The initial report of the Tax Working Group (TWG), was released yesterday. It suggests that no separate Capital Gains Tax should be introduced, but rather that the idea of “income” could be extended to include various forms of capital gain.

The impact of this would see these gains being taxed at the taxpayer’s marginal rates as “income”.  This approach is contrary to past Labour proposals and the approach of some countries, which have a separate tax regime, and a tax rate likely to be lower than marginal rates. Such rules could include gains on most forms of investment including equity and property, however the family home would be excluded.

A “valuation day” approach is suggested which would mean only gains, on all assets, from the implementation date would be subject to tax.  There are various suggestions of how the value at that date will be arrived at.  However, it is fair to say the valuers will be gearing up for the extra work that the implementation of this tax would produce.
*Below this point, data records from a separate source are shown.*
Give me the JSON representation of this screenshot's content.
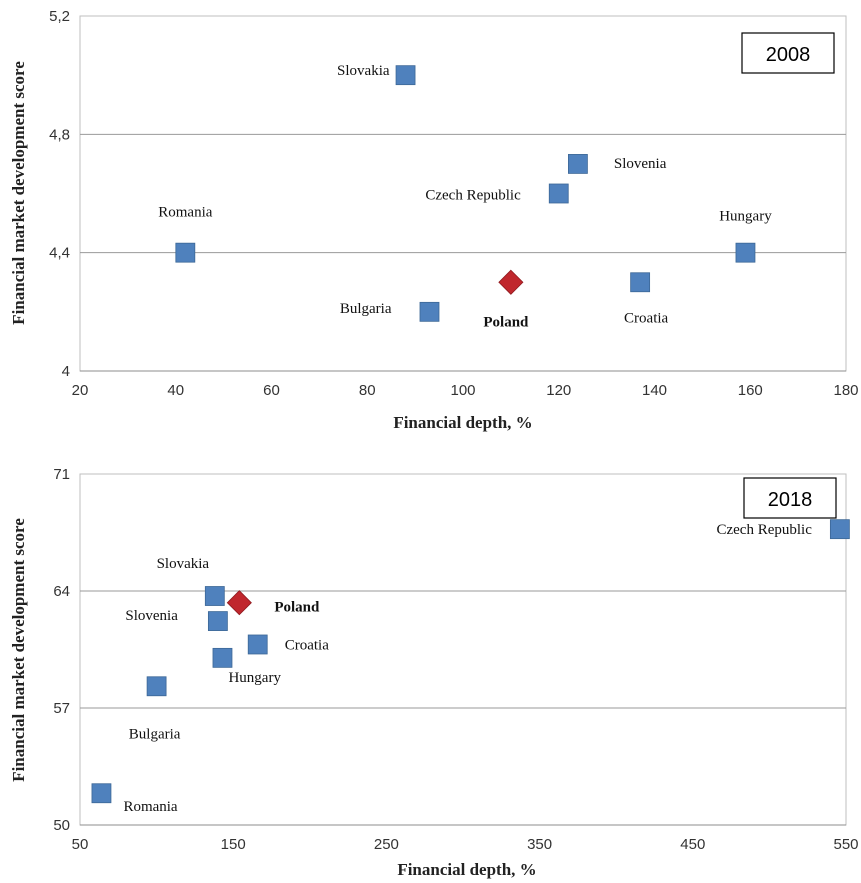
{
  "chart_data": [
    {
      "type": "scatter",
      "year_label": "2008",
      "xlabel": "Financial depth, %",
      "ylabel": "Financial market development score",
      "xlim": [
        20,
        180
      ],
      "ylim": [
        4.0,
        5.2
      ],
      "x_ticks": [
        {
          "value": 20,
          "label": "20"
        },
        {
          "value": 40,
          "label": "40"
        },
        {
          "value": 60,
          "label": "60"
        },
        {
          "value": 80,
          "label": "80"
        },
        {
          "value": 100,
          "label": "100"
        },
        {
          "value": 120,
          "label": "120"
        },
        {
          "value": 140,
          "label": "140"
        },
        {
          "value": 160,
          "label": "160"
        },
        {
          "value": 180,
          "label": "180"
        }
      ],
      "y_ticks": [
        {
          "value": 4.0,
          "label": "4"
        },
        {
          "value": 4.4,
          "label": "4,4"
        },
        {
          "value": 4.8,
          "label": "4,8"
        },
        {
          "value": 5.2,
          "label": "5,2"
        }
      ],
      "grid": "horizontal",
      "colors": {
        "country": "#4F81BD",
        "highlight": "#C0272D",
        "grid": "#9a9a9a"
      },
      "points": [
        {
          "name": "Slovakia",
          "x": 88,
          "y": 5.0,
          "highlight": false,
          "lx": -16,
          "ly": 0,
          "anchor": "end"
        },
        {
          "name": "Slovenia",
          "x": 124,
          "y": 4.7,
          "highlight": false,
          "lx": 36,
          "ly": 4,
          "anchor": "start"
        },
        {
          "name": "Czech Republic",
          "x": 120,
          "y": 4.6,
          "highlight": false,
          "lx": -38,
          "ly": 6,
          "anchor": "end"
        },
        {
          "name": "Romania",
          "x": 42,
          "y": 4.4,
          "highlight": false,
          "lx": 0,
          "ly": -36,
          "anchor": "middle"
        },
        {
          "name": "Hungary",
          "x": 159,
          "y": 4.4,
          "highlight": false,
          "lx": 0,
          "ly": -32,
          "anchor": "middle"
        },
        {
          "name": "Croatia",
          "x": 137,
          "y": 4.3,
          "highlight": false,
          "lx": 6,
          "ly": 40,
          "anchor": "middle"
        },
        {
          "name": "Bulgaria",
          "x": 93,
          "y": 4.2,
          "highlight": false,
          "lx": -38,
          "ly": 1,
          "anchor": "end"
        },
        {
          "name": "Poland",
          "x": 110,
          "y": 4.3,
          "highlight": true,
          "lx": -5,
          "ly": 44,
          "anchor": "middle"
        }
      ]
    },
    {
      "type": "scatter",
      "year_label": "2018",
      "xlabel": "Financial depth, %",
      "ylabel": "Financial market development score",
      "xlim": [
        50,
        550
      ],
      "ylim": [
        50,
        71
      ],
      "x_ticks": [
        {
          "value": 50,
          "label": "50"
        },
        {
          "value": 150,
          "label": "150"
        },
        {
          "value": 250,
          "label": "250"
        },
        {
          "value": 350,
          "label": "350"
        },
        {
          "value": 450,
          "label": "450"
        },
        {
          "value": 550,
          "label": "550"
        }
      ],
      "y_ticks": [
        {
          "value": 50,
          "label": "50"
        },
        {
          "value": 57,
          "label": "57"
        },
        {
          "value": 64,
          "label": "64"
        },
        {
          "value": 71,
          "label": "71"
        }
      ],
      "grid": "horizontal",
      "colors": {
        "country": "#4F81BD",
        "highlight": "#C0272D",
        "grid": "#9a9a9a"
      },
      "points": [
        {
          "name": "Czech Republic",
          "x": 546,
          "y": 67.7,
          "highlight": false,
          "lx": -28,
          "ly": 5,
          "anchor": "end"
        },
        {
          "name": "Slovakia",
          "x": 138,
          "y": 63.7,
          "highlight": false,
          "lx": -32,
          "ly": -28,
          "anchor": "middle"
        },
        {
          "name": "Poland",
          "x": 154,
          "y": 63.3,
          "highlight": true,
          "lx": 35,
          "ly": 9,
          "anchor": "start"
        },
        {
          "name": "Slovenia",
          "x": 140,
          "y": 62.2,
          "highlight": false,
          "lx": -40,
          "ly": -1,
          "anchor": "end"
        },
        {
          "name": "Croatia",
          "x": 166,
          "y": 60.8,
          "highlight": false,
          "lx": 27,
          "ly": 5,
          "anchor": "start"
        },
        {
          "name": "Hungary",
          "x": 143,
          "y": 60.0,
          "highlight": false,
          "lx": 6,
          "ly": 24,
          "anchor": "start"
        },
        {
          "name": "Bulgaria",
          "x": 100,
          "y": 58.3,
          "highlight": false,
          "lx": -2,
          "ly": 52,
          "anchor": "middle"
        },
        {
          "name": "Romania",
          "x": 64,
          "y": 51.9,
          "highlight": false,
          "lx": 22,
          "ly": 18,
          "anchor": "start"
        }
      ]
    }
  ]
}
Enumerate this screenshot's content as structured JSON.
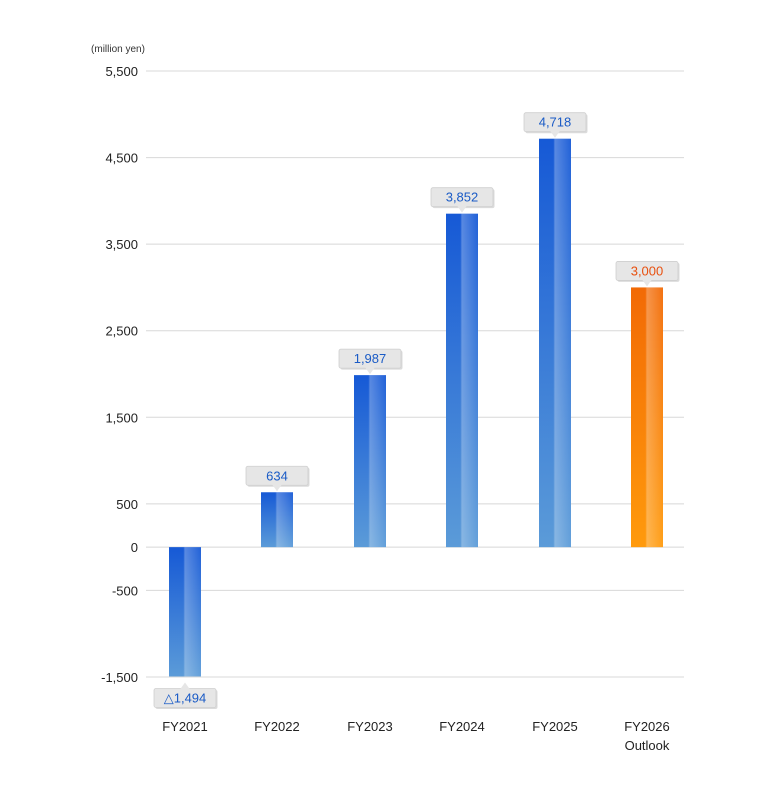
{
  "chart_data": {
    "type": "bar",
    "unit_label": "(million yen)",
    "categories": [
      "FY2021",
      "FY2022",
      "FY2023",
      "FY2024",
      "FY2025",
      "FY2026\nOutlook"
    ],
    "values": [
      -1494,
      634,
      1987,
      3852,
      4718,
      3000
    ],
    "value_labels": [
      "△1,494",
      "634",
      "1,987",
      "3,852",
      "4,718",
      "3,000"
    ],
    "yticks": [
      5500,
      4500,
      3500,
      2500,
      1500,
      500,
      0,
      -500,
      -1500
    ],
    "ytick_labels": [
      "5,500",
      "4,500",
      "3,500",
      "2,500",
      "1,500",
      "500",
      "0",
      "-500",
      "-1,500"
    ],
    "ylim": [
      -1500,
      5500
    ],
    "grid": true,
    "colors": {
      "actual_top": "#1659d6",
      "actual_bottom": "#5b9bd8",
      "forecast_top": "#f26a05",
      "forecast_bottom": "#ff9a0c",
      "actual_label": "#1a5bc6",
      "forecast_label": "#e8500f",
      "grid": "#d8d8d8",
      "axis_text": "#222222",
      "callout_fill": "#e6e6e6"
    },
    "forecast_index": 5
  }
}
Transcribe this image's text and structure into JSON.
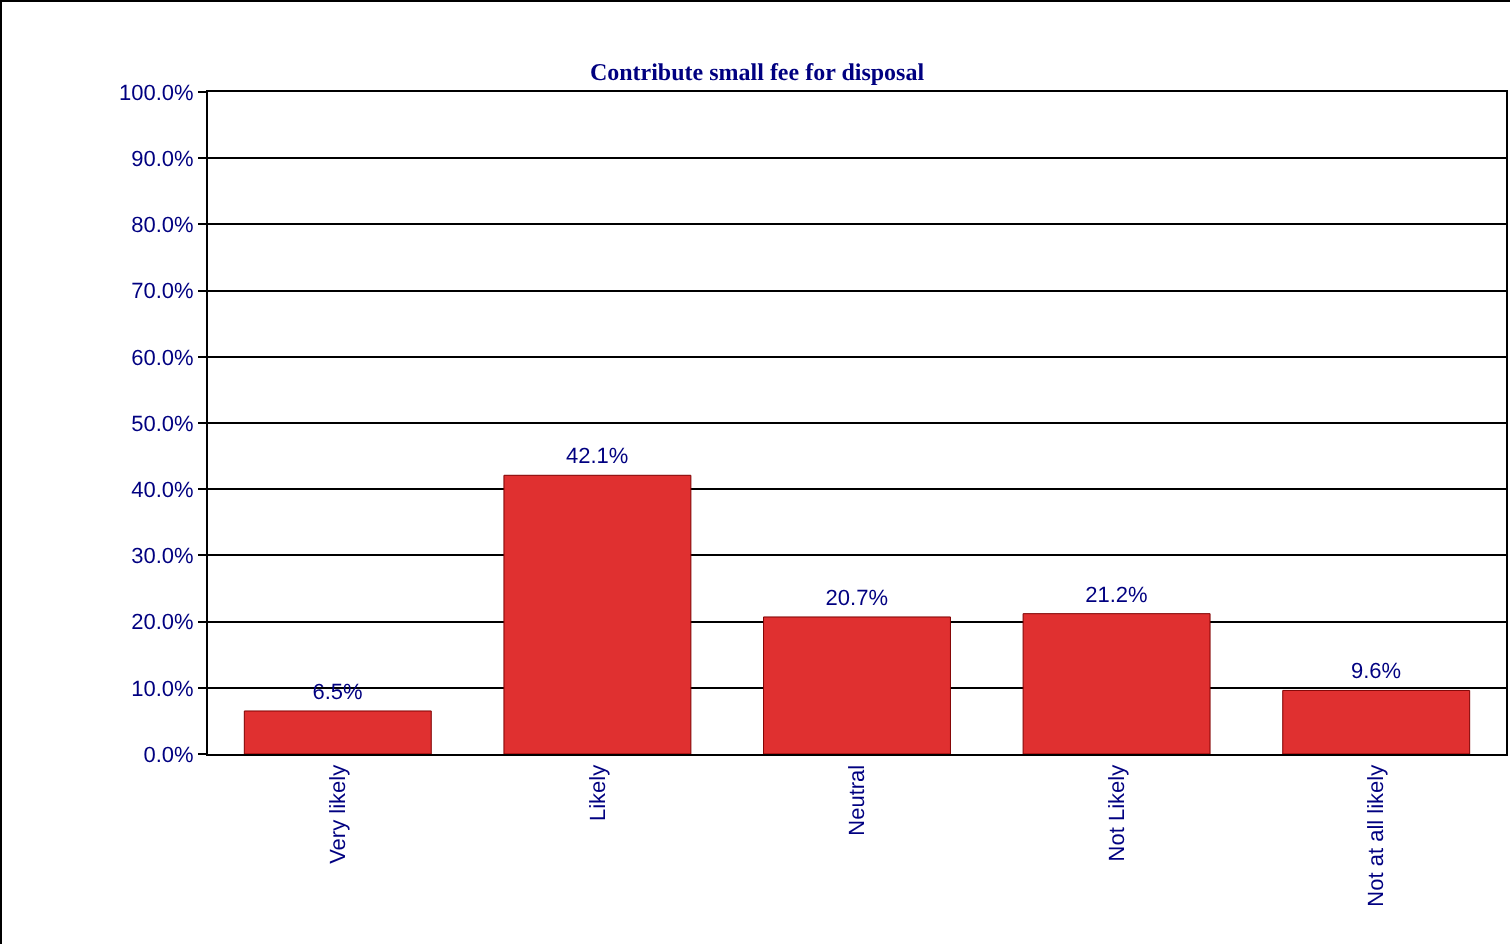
{
  "chart_data": {
    "type": "bar",
    "title": "Contribute small fee for disposal",
    "categories": [
      "Very likely",
      "Likely",
      "Neutral",
      "Not Likely",
      "Not at all likely"
    ],
    "values": [
      6.5,
      42.1,
      20.7,
      21.2,
      9.6
    ],
    "value_labels": [
      "6.5%",
      "42.1%",
      "20.7%",
      "21.2%",
      "9.6%"
    ],
    "color": "#e03030",
    "ylim": [
      0,
      100
    ],
    "yticks": [
      {
        "value": 0,
        "label": "0.0%"
      },
      {
        "value": 10,
        "label": "10.0%"
      },
      {
        "value": 20,
        "label": "20.0%"
      },
      {
        "value": 30,
        "label": "30.0%"
      },
      {
        "value": 40,
        "label": "40.0%"
      },
      {
        "value": 50,
        "label": "50.0%"
      },
      {
        "value": 60,
        "label": "60.0%"
      },
      {
        "value": 70,
        "label": "70.0%"
      },
      {
        "value": 80,
        "label": "80.0%"
      },
      {
        "value": 90,
        "label": "90.0%"
      },
      {
        "value": 100,
        "label": "100.0%"
      }
    ],
    "grid": "y"
  }
}
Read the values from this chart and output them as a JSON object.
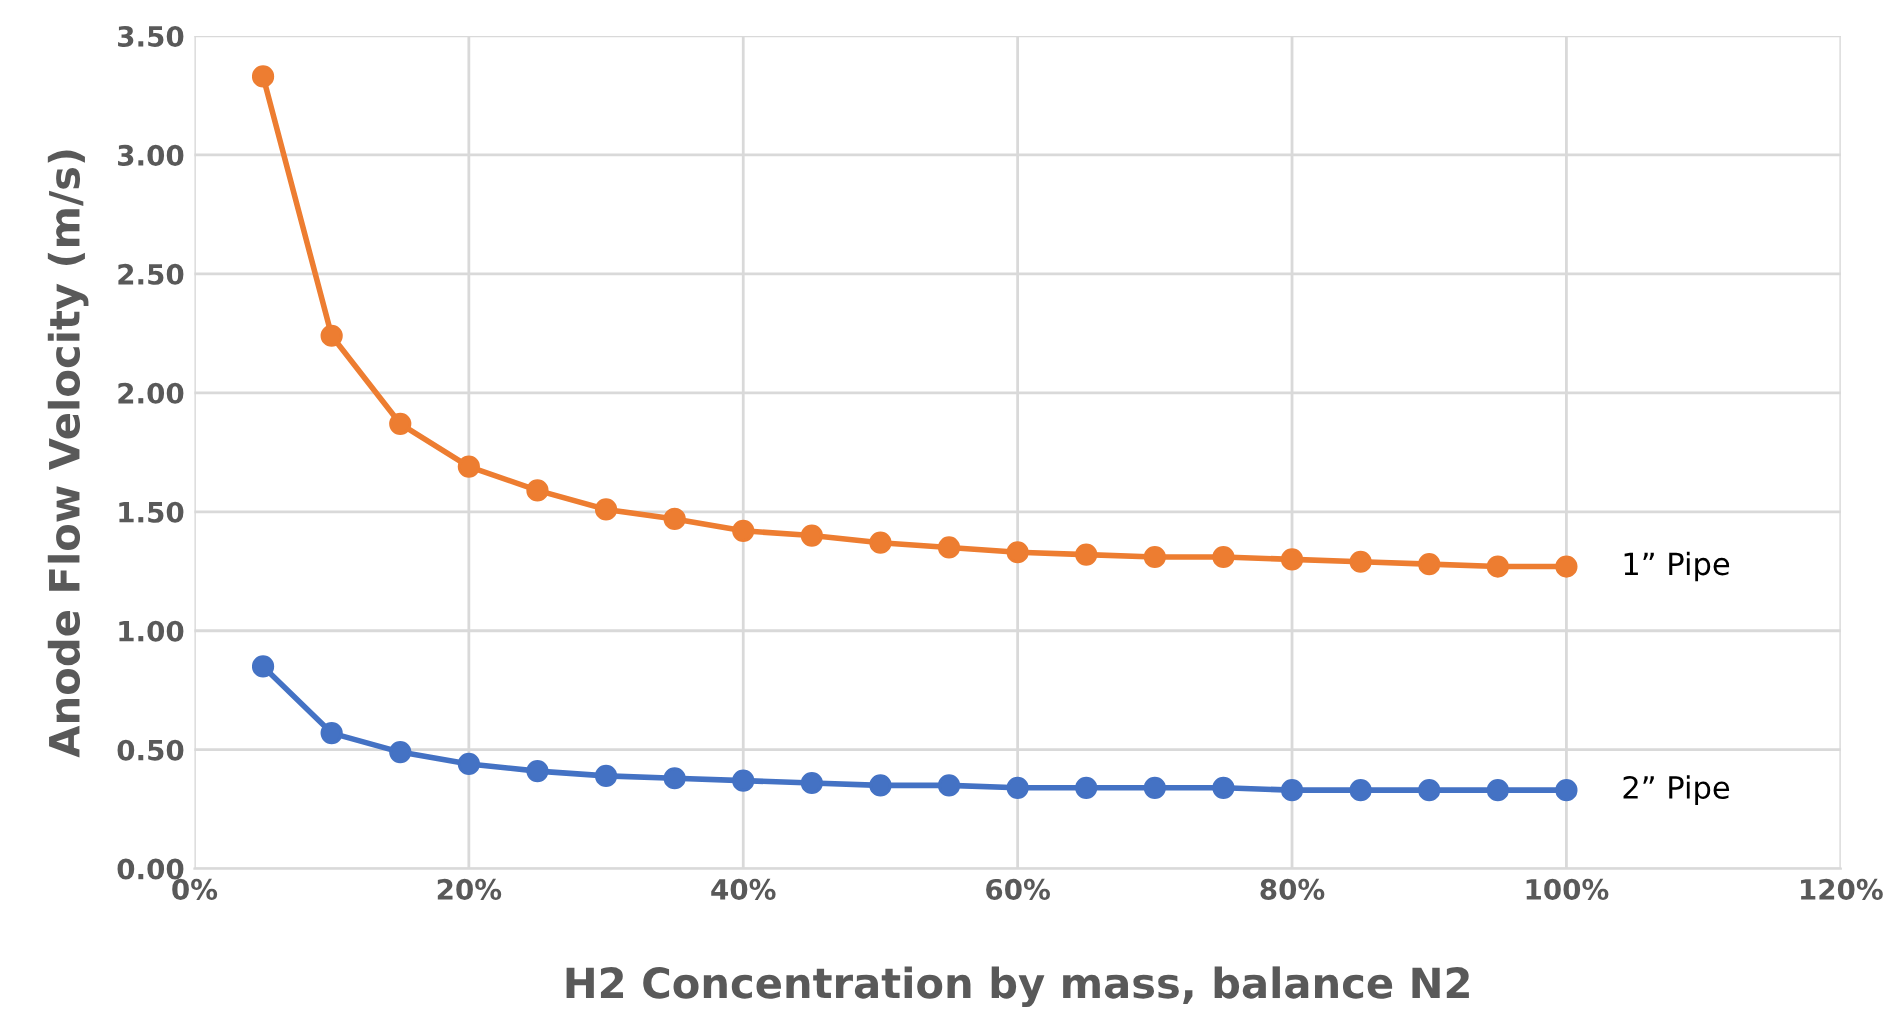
{
  "chart_data": {
    "type": "line",
    "xlabel": "H2 Concentration by mass, balance N2",
    "ylabel": "Anode Flow Velocity (m/s)",
    "x": [
      5,
      10,
      15,
      20,
      25,
      30,
      35,
      40,
      45,
      50,
      55,
      60,
      65,
      70,
      75,
      80,
      85,
      90,
      95,
      100
    ],
    "series": [
      {
        "name": "1” Pipe",
        "color": "#ed7d31",
        "values": [
          3.33,
          2.24,
          1.87,
          1.69,
          1.59,
          1.51,
          1.47,
          1.42,
          1.4,
          1.37,
          1.35,
          1.33,
          1.32,
          1.31,
          1.31,
          1.3,
          1.29,
          1.28,
          1.27,
          1.27
        ]
      },
      {
        "name": "2” Pipe",
        "color": "#4472c4",
        "values": [
          0.85,
          0.57,
          0.49,
          0.44,
          0.41,
          0.39,
          0.38,
          0.37,
          0.36,
          0.35,
          0.35,
          0.34,
          0.34,
          0.34,
          0.34,
          0.33,
          0.33,
          0.33,
          0.33,
          0.33
        ]
      }
    ],
    "xlim": [
      0,
      120
    ],
    "xticks": [
      {
        "value": 0,
        "label": "0%"
      },
      {
        "value": 20,
        "label": "20%"
      },
      {
        "value": 40,
        "label": "40%"
      },
      {
        "value": 60,
        "label": "60%"
      },
      {
        "value": 80,
        "label": "80%"
      },
      {
        "value": 100,
        "label": "100%"
      },
      {
        "value": 120,
        "label": "120%"
      }
    ],
    "ylim": [
      0,
      3.5
    ],
    "yticks": [
      {
        "value": 0,
        "label": "0.00"
      },
      {
        "value": 0.5,
        "label": "0.50"
      },
      {
        "value": 1,
        "label": "1.00"
      },
      {
        "value": 1.5,
        "label": "1.50"
      },
      {
        "value": 2,
        "label": "2.00"
      },
      {
        "value": 2.5,
        "label": "2.50"
      },
      {
        "value": 3,
        "label": "3.00"
      },
      {
        "value": 3.5,
        "label": "3.50"
      }
    ],
    "grid": true,
    "marker": "circle",
    "line_style": "solid"
  }
}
The TWG was established last year by the incoming labour-led government, and was given the brief to take a big-picture review of the fairness and effectiveness of NZ’s tax system.  Being chaired by former finance minister, Sir Michael Cullen, the TWG was widely expected to address the idea of taxes on capital gains, and their interim report has produced no surprises here.

A second option of taxing investment assets based on a deemed return is mentioned, however it seems highly unlikely such a method would be applied.  Perhaps this is raised to give the report a perception of balance, when it was clear from the start that the taxing of realised investment gains was always going to be suggested as an outcome.

The TWG has requested submissions, and the Finance minister, Grant Robertson has reiterated earlier statements that no changes will be implemented this term.  We expect that the final recommendations of the TWG will form a key issue in the run up to the 2020 general election.